# Renting to family member, below market rate



## sadie (15 Dec 2016)

Say one sibling owns and investment property in Ireland, but their permanent residence is Overseas. 
They rent the Irish property to another sibling for a sum below the market rate, what are the implications for both in relation to tax or CGT.
The market rate is €1200 a month, but they want to rent it to the other sibling for €600 a month, because they don't want strangers in it and they may come and holiday themselves in the house for several weeks/months per year so don't want to tie themselves to a tenancy agreement.


----------



## PGF2016 (15 Dec 2016)

I am not an tax expert. This is only an opinion from the internet. 

This seems like a 600 euro per month / 7200 euro per year gift to the renting sibling and should be liable for gift tax. 

I don't see any CGT liability as no capital gain has been realized.


----------



## sadie (15 Dec 2016)

Thanks. You can gift 3k per year to any person without them being liable for tax. You can also give a sibling a maximum of €32,500 in their lifetime without it being taxed (and give them the 3k per year on top of that). I am thinking anything above that threshold is liable for tax? There is also the issue of the accommodation being a benefit in kind but maybe that only applies in an employer/employee situation.


----------



## T McGibney (15 Dec 2016)

PGF2016 said:


> I am not an tax expert. This is only an opinion from the internet.
> 
> This seems like a 600 euro per month / 7200 euro per year gift to the renting sibling and should be liable for gift tax.


Wouldn't the market rent need to be discounted for the fact that it isn't a standard tenancy and the owner wants to retain a right to occupy a right to occupy the property as it suits them?


----------



## LS400 (15 Dec 2016)

If I own an investment property which has a market rate of €1200/month and let it for €600, and I am prepared to make a loss in payment for the person renting. Surely, its my decision, whether it be sibling or not, and my decision how much I want to receive in payment below the "normal" rate. If I earn more, I pay more tax, If I earn less, I pay less.

For the renter to be cought for extra tax because of a good deal is unfair on them.


----------



## sadie (15 Dec 2016)

Yes, I think the fact that the owner wants to retain the right to live there would have to be taken into consideration. The tenant has waived their rights to normal tenancy rights in exchange for reduced rent...which is exactly the case.


----------



## AlbacoreA (16 Dec 2016)

Rent a room not the whole property. 

http://www.citizensinformation.ie/en/housing/owning_a_home/home_owners/rent_a_room_scheme.html


----------



## sadie (16 Dec 2016)

To rent a room the property must be your sole and main residence.
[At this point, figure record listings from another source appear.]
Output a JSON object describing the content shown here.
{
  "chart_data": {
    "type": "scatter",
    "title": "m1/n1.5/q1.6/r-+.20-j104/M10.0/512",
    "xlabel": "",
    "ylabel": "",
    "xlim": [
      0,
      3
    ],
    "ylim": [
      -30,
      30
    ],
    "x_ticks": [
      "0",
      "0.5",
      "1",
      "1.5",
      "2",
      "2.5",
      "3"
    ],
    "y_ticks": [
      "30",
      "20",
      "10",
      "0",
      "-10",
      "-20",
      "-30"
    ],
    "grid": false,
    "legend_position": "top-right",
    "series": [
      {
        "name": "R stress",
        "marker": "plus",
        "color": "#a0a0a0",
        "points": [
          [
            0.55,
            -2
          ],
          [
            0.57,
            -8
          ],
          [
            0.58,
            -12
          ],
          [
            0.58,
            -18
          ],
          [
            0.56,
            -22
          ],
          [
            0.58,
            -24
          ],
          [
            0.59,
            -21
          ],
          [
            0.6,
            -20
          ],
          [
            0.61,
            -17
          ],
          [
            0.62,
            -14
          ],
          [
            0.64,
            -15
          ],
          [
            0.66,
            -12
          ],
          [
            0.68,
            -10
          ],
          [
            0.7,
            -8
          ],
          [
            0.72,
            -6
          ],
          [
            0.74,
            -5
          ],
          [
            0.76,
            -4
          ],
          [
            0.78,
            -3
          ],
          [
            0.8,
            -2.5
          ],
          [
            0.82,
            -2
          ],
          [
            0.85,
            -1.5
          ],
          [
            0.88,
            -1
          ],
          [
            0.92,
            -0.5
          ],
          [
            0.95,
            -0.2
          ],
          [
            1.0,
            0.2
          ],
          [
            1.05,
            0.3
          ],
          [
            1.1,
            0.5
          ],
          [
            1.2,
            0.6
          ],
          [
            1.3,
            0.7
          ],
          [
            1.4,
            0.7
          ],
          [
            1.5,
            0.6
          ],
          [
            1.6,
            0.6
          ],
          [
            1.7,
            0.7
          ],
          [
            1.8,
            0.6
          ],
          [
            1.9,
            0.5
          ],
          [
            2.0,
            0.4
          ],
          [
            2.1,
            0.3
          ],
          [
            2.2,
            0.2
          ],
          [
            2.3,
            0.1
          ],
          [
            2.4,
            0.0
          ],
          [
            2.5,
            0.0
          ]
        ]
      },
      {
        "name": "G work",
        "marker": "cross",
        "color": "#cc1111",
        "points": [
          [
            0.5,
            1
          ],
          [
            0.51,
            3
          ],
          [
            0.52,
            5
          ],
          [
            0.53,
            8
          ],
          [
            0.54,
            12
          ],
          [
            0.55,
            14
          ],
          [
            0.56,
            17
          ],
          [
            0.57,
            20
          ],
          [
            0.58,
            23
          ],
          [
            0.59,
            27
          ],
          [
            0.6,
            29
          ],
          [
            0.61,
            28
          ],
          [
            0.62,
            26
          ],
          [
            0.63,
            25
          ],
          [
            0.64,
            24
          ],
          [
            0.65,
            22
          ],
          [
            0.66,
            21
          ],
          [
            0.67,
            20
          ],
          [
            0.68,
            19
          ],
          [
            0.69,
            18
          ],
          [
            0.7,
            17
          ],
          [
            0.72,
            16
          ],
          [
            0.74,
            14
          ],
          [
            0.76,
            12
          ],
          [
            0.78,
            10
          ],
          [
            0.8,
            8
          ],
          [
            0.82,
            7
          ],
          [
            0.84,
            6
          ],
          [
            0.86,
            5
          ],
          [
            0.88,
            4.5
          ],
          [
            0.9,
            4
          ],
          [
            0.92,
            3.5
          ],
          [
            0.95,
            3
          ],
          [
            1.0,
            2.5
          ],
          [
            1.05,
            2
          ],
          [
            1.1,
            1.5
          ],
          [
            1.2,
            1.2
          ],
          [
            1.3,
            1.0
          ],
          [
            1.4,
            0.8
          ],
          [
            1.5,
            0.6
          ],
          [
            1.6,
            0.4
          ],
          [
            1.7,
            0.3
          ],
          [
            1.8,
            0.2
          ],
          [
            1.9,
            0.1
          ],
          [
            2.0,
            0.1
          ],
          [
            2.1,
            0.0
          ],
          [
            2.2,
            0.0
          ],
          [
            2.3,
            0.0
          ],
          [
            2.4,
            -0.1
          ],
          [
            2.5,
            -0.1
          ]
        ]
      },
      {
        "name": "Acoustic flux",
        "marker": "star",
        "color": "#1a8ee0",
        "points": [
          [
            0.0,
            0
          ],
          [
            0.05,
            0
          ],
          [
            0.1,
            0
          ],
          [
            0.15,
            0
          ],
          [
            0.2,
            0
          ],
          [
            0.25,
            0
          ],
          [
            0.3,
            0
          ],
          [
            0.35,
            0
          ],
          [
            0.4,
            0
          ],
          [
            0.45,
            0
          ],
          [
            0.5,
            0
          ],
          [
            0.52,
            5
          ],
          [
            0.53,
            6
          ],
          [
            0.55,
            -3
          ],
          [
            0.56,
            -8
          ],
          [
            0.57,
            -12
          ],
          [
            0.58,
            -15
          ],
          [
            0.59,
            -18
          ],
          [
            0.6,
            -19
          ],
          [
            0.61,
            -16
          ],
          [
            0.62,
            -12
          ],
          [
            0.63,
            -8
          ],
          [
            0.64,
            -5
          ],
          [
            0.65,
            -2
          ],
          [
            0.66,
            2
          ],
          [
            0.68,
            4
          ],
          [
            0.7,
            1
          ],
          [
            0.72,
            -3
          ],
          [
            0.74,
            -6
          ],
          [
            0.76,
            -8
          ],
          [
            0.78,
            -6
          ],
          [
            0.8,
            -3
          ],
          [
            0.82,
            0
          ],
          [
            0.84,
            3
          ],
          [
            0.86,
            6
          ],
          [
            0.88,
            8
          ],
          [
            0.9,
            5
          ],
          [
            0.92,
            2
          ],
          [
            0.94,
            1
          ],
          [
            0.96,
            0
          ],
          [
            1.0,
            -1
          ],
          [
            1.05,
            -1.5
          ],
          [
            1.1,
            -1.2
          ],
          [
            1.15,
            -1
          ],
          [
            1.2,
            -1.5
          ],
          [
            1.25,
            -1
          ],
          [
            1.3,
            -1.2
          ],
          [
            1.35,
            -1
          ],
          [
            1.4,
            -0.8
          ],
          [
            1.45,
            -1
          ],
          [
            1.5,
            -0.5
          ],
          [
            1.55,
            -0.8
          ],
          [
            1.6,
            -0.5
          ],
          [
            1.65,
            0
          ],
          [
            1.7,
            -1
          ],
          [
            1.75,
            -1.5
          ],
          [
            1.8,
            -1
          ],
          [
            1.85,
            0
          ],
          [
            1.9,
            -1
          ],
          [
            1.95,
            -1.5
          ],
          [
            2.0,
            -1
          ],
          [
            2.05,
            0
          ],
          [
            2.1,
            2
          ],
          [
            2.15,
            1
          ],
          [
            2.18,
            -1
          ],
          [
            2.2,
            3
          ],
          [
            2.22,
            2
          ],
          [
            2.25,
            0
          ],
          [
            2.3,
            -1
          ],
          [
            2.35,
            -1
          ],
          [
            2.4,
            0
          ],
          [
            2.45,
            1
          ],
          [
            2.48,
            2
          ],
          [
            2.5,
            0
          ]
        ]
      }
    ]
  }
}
In this case the owner lives overseas.


----------



## T McGibney (16 Dec 2016)

sadie said:


> To rent a room the property must be your sole and main residence. In this case the owner lives overseas.
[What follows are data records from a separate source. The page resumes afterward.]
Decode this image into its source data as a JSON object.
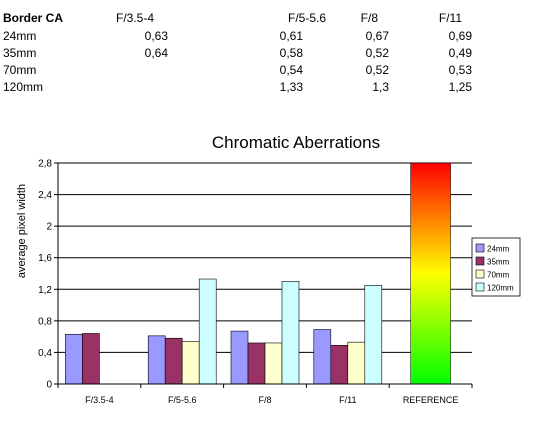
{
  "table": {
    "header": [
      "Border CA",
      "F/3.5-4",
      "F/5-5.6",
      "F/8",
      "F/11"
    ],
    "rows": [
      [
        "24mm",
        "0,63",
        "0,61",
        "0,67",
        "0,69"
      ],
      [
        "35mm",
        "0,64",
        "0,58",
        "0,52",
        "0,49"
      ],
      [
        "70mm",
        "",
        "0,54",
        "0,52",
        "0,53"
      ],
      [
        "120mm",
        "",
        "1,33",
        "1,3",
        "1,25"
      ]
    ]
  },
  "chart_data": {
    "type": "bar",
    "title": "Chromatic Aberrations",
    "xlabel": "",
    "ylabel": "average pixel width",
    "ylim": [
      0,
      2.8
    ],
    "yticks": [
      "0",
      "0,4",
      "0,8",
      "1,2",
      "1,6",
      "2",
      "2,4",
      "2,8"
    ],
    "categories": [
      "F/3.5-4",
      "F/5-5.6",
      "F/8",
      "F/11",
      "REFERENCE"
    ],
    "series": [
      {
        "name": "24mm",
        "color": "#9999ff",
        "values": [
          0.63,
          0.61,
          0.67,
          0.69,
          null
        ]
      },
      {
        "name": "35mm",
        "color": "#993366",
        "values": [
          0.64,
          0.58,
          0.52,
          0.49,
          null
        ]
      },
      {
        "name": "70mm",
        "color": "#ffffcc",
        "values": [
          null,
          0.54,
          0.52,
          0.53,
          null
        ]
      },
      {
        "name": "120mm",
        "color": "#ccffff",
        "values": [
          null,
          1.33,
          1.3,
          1.25,
          null
        ]
      }
    ],
    "reference_bar": {
      "category": "REFERENCE",
      "value": 2.8,
      "gradient": [
        "#ff0000",
        "#ffff00",
        "#00ff00"
      ]
    },
    "grid": true,
    "legend": "right"
  }
}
It has to be your PPR. There is no requirement that it be your sole residence.


----------



## jim (16 Dec 2016)

but how can it be ones PPR if they live overseas?


----------



## T McGibney (16 Dec 2016)

jim said:


> but how can it be ones PPR if they live overseas?


Did anyone suggest such? Read again.


----------



## Sophrosyne (17 Dec 2016)

sadie said:


> Say one sibling owns and investment property in Ireland, but their permanent residence is Overseas.
> They rent the Irish property to another sibling for a sum below the market rate, what are the implications for both in relation to tax or CGT.
> The market rate is €1200 a month, but they want to rent it to the other sibling for €600 a month, because they don't want strangers in it and they may come and holiday themselves in the house for several weeks/months per year so don't want to tie themselves to a tenancy agreement.



This might be regarded as an uneconomic letting.

If it were then:

Expenses incurred in the letting would not be deductible,

Losses sustained could not be offset against rental income from other premises arising in the same year. Nor could they be carried forward to future years.

Link to Revenue leaflet


----------



## Rory_W (17 Dec 2016)

It is mentioned that the owner may wish to occupy part of the property on returns to Ireland so is the house being rented or is the person in fact acting as a caretaker and contributing to some costs for the property ?


----------



## sadie (17 Dec 2016)

The owner of the house lives overseas, and pays tax overseas.


----------



## valery (17 Dec 2016)

If you let below the market rate to a family member, could the new rent control measures impact you adversely when they move out?


----------



## PaddyBloggit (17 Dec 2016)

yes


----------



## Singer (18 Dec 2016)

Pay the relative a nominal sum to be a caretaker and "mind" the property for you for when you want to come home and stay in it the odd time.
They can then buy you a few pints or give you a holiday or a few quid as presents every now and then.  They might even be feeling generous and give you a few grand to go and have a pint with.
Rent it for €600 now and you will be stuck renting it for €600 + 4% a year forever.  No matter who you rent it to after that.
I have been stung by these new rules with a property rented at 50% of the current market rate and now i am stuck.  I just found out that no good deed goes unpunished.  It hurts.


----------



## banchang (17 Apr 2018)

Singer said:


> Rent it for €600 now and you will be stuck renting it for €600 + 4% a year forever.  No matter who you rent it to after that.
> I have been stung by these new rules with a property rented at 50% of the current market rate and now i am stuck.  I just found out that no good deed goes unpunished.  It hurts.




According to RTB:

_It is important to remember that not all properties in Rent Pressure Zones are subject to the 4% rental cap. Exempt properties include those that are new to the rental market and have not been let at any time in the previous two years, and those that have undergone a 'substantial change in the nature of the accommodation'._

If you are letting to family member, you do not have to register the tenancy with RTB (of course you equally don't get the tax deductions on inputs). 

So if you rent for 2 years + 1 day at Eur600, you can then recommence a new tenancy with 3rd party at a market related rent, as the property has not been technically let for 2 years.


----------